James Hanratty was 32 years of age when he was arrested by British Forces and lodged in Richmond Barracks in Dublin, prior to being shipped (literally) to England.
His young wife had died at the beginning of 1915, and their little daughter was being raised by her grandmother, with the help of her aunt and her uncle. In letters home he constantly sent messages to his daughter, whom he missed very much.

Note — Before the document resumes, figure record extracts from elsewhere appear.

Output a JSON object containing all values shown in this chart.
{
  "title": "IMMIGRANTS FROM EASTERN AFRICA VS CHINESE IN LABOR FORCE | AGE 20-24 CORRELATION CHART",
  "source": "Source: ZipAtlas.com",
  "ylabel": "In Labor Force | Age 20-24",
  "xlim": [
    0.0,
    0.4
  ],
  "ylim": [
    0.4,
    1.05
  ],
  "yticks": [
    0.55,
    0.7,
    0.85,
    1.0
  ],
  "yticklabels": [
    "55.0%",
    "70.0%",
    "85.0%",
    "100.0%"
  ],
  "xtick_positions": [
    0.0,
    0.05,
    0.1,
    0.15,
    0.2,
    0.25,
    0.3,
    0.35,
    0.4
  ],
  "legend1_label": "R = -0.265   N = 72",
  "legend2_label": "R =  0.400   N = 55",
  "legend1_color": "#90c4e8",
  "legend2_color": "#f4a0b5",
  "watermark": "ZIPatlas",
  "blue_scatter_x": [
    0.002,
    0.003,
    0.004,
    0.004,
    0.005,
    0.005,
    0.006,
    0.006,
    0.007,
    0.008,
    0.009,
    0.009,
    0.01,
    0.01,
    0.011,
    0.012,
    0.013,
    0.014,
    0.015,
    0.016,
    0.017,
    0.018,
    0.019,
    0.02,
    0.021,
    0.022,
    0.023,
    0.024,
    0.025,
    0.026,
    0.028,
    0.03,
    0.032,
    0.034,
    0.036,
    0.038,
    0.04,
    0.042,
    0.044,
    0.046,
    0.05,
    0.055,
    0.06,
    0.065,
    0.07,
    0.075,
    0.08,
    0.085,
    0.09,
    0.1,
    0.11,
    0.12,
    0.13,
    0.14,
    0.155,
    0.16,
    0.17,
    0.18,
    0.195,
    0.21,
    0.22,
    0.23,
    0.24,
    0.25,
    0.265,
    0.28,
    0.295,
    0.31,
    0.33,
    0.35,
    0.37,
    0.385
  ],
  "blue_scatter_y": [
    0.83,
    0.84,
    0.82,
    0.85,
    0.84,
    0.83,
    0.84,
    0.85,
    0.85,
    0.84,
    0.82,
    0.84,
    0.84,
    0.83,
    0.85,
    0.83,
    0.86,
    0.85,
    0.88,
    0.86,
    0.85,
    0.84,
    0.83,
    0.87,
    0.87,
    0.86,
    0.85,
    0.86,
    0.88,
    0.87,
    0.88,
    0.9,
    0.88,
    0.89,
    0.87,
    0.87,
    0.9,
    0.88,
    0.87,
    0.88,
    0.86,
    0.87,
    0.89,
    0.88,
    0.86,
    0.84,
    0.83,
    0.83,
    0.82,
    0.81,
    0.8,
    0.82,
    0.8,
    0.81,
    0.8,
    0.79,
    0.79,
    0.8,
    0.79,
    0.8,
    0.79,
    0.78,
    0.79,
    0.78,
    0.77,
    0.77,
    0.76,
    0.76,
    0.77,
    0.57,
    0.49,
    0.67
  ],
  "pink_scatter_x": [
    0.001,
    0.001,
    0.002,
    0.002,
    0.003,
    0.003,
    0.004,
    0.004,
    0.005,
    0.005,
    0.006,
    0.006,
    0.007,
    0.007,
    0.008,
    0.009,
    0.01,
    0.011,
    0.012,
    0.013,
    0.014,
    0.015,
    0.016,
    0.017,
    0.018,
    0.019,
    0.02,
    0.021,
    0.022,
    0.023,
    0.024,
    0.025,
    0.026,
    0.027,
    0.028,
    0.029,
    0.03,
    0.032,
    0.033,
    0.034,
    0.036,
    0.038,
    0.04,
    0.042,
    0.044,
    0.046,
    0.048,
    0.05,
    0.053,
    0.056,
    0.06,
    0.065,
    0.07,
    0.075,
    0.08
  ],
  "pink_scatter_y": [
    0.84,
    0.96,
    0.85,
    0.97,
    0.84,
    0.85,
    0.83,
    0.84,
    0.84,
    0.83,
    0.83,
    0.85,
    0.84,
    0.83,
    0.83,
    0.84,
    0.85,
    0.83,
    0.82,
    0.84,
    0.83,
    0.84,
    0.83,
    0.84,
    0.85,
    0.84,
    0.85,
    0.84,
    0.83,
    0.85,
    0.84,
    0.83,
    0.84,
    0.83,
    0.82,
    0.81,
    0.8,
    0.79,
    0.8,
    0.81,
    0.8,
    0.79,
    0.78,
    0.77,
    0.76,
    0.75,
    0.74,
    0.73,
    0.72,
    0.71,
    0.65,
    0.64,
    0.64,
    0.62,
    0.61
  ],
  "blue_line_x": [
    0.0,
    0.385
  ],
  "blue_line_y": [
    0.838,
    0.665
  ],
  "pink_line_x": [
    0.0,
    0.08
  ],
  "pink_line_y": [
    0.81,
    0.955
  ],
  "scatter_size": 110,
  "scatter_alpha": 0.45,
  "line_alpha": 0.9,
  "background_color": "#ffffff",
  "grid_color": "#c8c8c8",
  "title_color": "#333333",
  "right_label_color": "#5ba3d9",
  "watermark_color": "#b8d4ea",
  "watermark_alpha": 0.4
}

James joined the Irish Volunteers in 1914, and he took an active part in the organising of the Volunteers up to Easter 1916. He was a member of the Dundalk Battalion, ‘A’ Company that, on Easter Sunday, marched to Ardee and Castlebellingham, and on to Slane. The Battalion returned to Castlebellingham on Easter Monday, and on Tuesday the men marched to Ratoath where James was arrested – probably on the Wednesday. He was taken to Slane Castle, from whence he and his friends were brought to Dublin, and imprisoned. Approximately 3,000 men and a number of women were arrested following the Rising, but the majority of these were released quite soon when it was established that they did not have a direct, if any, connection with the events of that week.
Following short periods of time in Wakefield, Wormwood Scrubs and other British prisons, James was eventually sent to Frongoch Internment Camp in North Wales. Frongoch had originally been used as a prisoner-of-war camp for German soldiers during the First World War, and it was here that 1,800 Irishmen were lodged in the aftermath of the Easter Rising. Approximately half of this number were released and sent home to Ireland in July 1916, following the ‘Sankey Inquiry’. James was not one of this number, and he was not finally released until Christmas Eve, 1916.
In order to pass the time during their detention the leaders of those imprisoned in Frongoch organised various educational classes,‘drills’ and parades, football and other activities for the men – so much so that the Camp came to be known as the ‘University of Revolution’. This training stood to their advantage in the time after their release, and during of the War of Independence. They also produced many items such as Celtic crosses carved from animal bones.
Another pastime of the men was to record their names, and various messages, in small ‘autograph’ books. James’ entry in the Frongoch autograph book is pictured here. Other similar autograph books exist too, and the custom was still in operation in 1920/1921, during the War of Independence, when – for instance – a printed book (Ballygullion, by ‘Lynn Doyle’), was used by James Hanratty and his comrades in Belfast Jail to record their names.
Having returned home to Dundalk, in early 1917 James continued his involvement with the Volunteers – helping out in various ways, including taking part in military parades, and raising money for the support of the families. Later that year, on instructions from the Sinn Féin ‘Head Office’ he successfully went forward for election to the Dundalk Town Council.
During the Civil War, James was interned by Free State forces for twelve months at Newbridge, in Co. Kildare, in 1922-1923. He continued to write home, always expressing his love of, and his hopes for an independent Ireland.
Many of James’ 1916 co-internees appear in a photograph that was taken in 1956 on the occasion of the unveiling of a plaque in Dundalk to commemorate the 1916 Rising – evidence that he and his comrades remained in contact in the intervening period.
He died in 1962.
The Frongoch autograph book contains 97 autographs, messages and sketches compiled at the Frongoch internment camp during July 1916 by an anonymous internee. The autograph book is on deposit in M&ARL and can be accessed in the M&ARL Reading Room.